Harris-Perry concludes her essay with one last distortion of the truth:
President Obama has experienced a swift and steep decline in support among white Americans—from 61 percent in 2009 to 33 percent now. I believe much of that decline can be attributed to their disappointment that choosing a black man for president did not prove to be salvific for them or the nation. His record is, at the very least, comparable to that of President Clinton, who was enthusiastically re-elected. The 2012 election is a test of whether Obama will be held to standards never before imposed on an incumbent. If he is, it may be possible to read that result as the triumph of a more subtle form of racism.

Rodney King speaks to Perry-Harris and racist white progressives everywhere.
Obama’s record—as indeed any president’s sitting or otherwise—is indeed “comparable” to Clinton’s, and, in Obama’s case, suffers from the comparison. Badly. And were I a student in one of Professor Harris-Perry’s classes, I would ask her how it is possible that a president elected with less than a majority, as President Clinton was for his second term, can be said to have retained his office courtesy of an “enthusiastic” electorate.
There is a saying about lies, damn lies, and statistics.

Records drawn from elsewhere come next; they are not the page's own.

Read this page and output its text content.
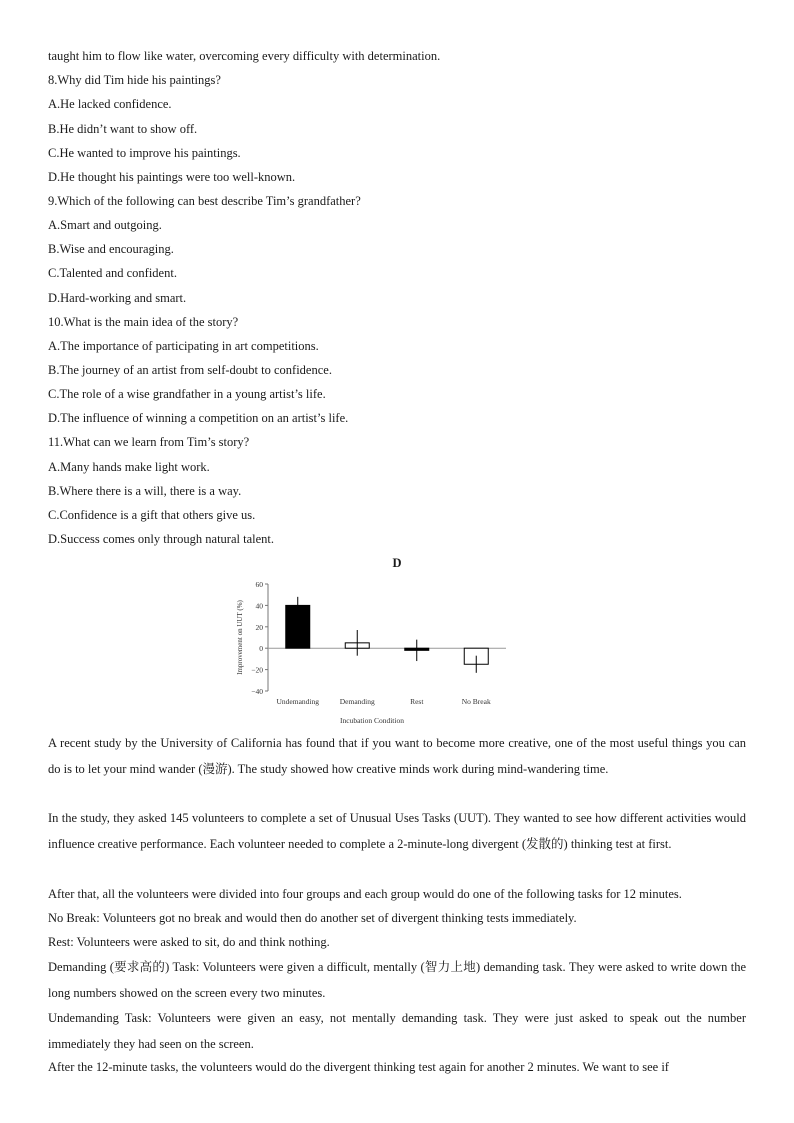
taught him to flow like water, overcoming every difficulty with determination.
8.Why did Tim hide his paintings?
A.He lacked confidence.
B.He didn’t want to show off.
C.He wanted to improve his paintings.
D.He thought his paintings were too well-known.
9.Which of the following can best describe Tim’s grandfather?
A.Smart and outgoing.
B.Wise and encouraging.
C.Talented and confident.
D.Hard-working and smart.
10.What is the main idea of the story?
A.The importance of participating in art competitions.
B.The journey of an artist from self-doubt to confidence.
C.The role of a wise grandfather in a young artist’s life.
D.The influence of winning a competition on an artist’s life.
11.What can we learn from Tim’s story?
A.Many hands make light work.
B.Where there is a will, there is a way.
C.Confidence is a gift that others give us.
D.Success comes only through natural talent.
D
60
40
20
0
−20
−40
Undemanding	Demanding	Rest	No Break
Incubation Condition
Improvement on UUT (%)
A recent study by the University of California has found that if you want to become more creative, one of the most useful things you can do is to let your mind wander (漫游). The study showed how creative minds work during mind-wandering time.
In the study, they asked 145 volunteers to complete a set of Unusual Uses Tasks (UUT). They wanted to see how different activities would influence creative performance. Each volunteer needed to complete a 2-minute-long divergent (发散的) thinking test at first.
After that, all the volunteers were divided into four groups and each group would do one of the following tasks for 12 minutes.
No Break: Volunteers got no break and would then do another set of divergent thinking tests immediately.
Rest: Volunteers were asked to sit, do and think nothing.
Demanding (要求高的) Task: Volunteers were given a difficult, mentally (智力上地) demanding task. They were asked to write down the long numbers showed on the screen every two minutes.
Undemanding Task: Volunteers were given an easy, not mentally demanding task. They were just asked to speak out the number immediately they had seen on the screen.
After the 12-minute tasks, the volunteers would do the divergent thinking test again for another 2 minutes. We want to see if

There are also good faculty, incompetent faculty, and faculty ideologues for whom the truth is an inconvenience easily set to one side. Do you wonder what kind of faculty member Professor Harris-Perry is?
Note to readers: In addition to Harris-Perry’s essay for The Nation, sources for this essay include the Bureau of Labor Statistics, and Presidential Responsiveness and Public Policy-Making by Jeffrey E. Cohen.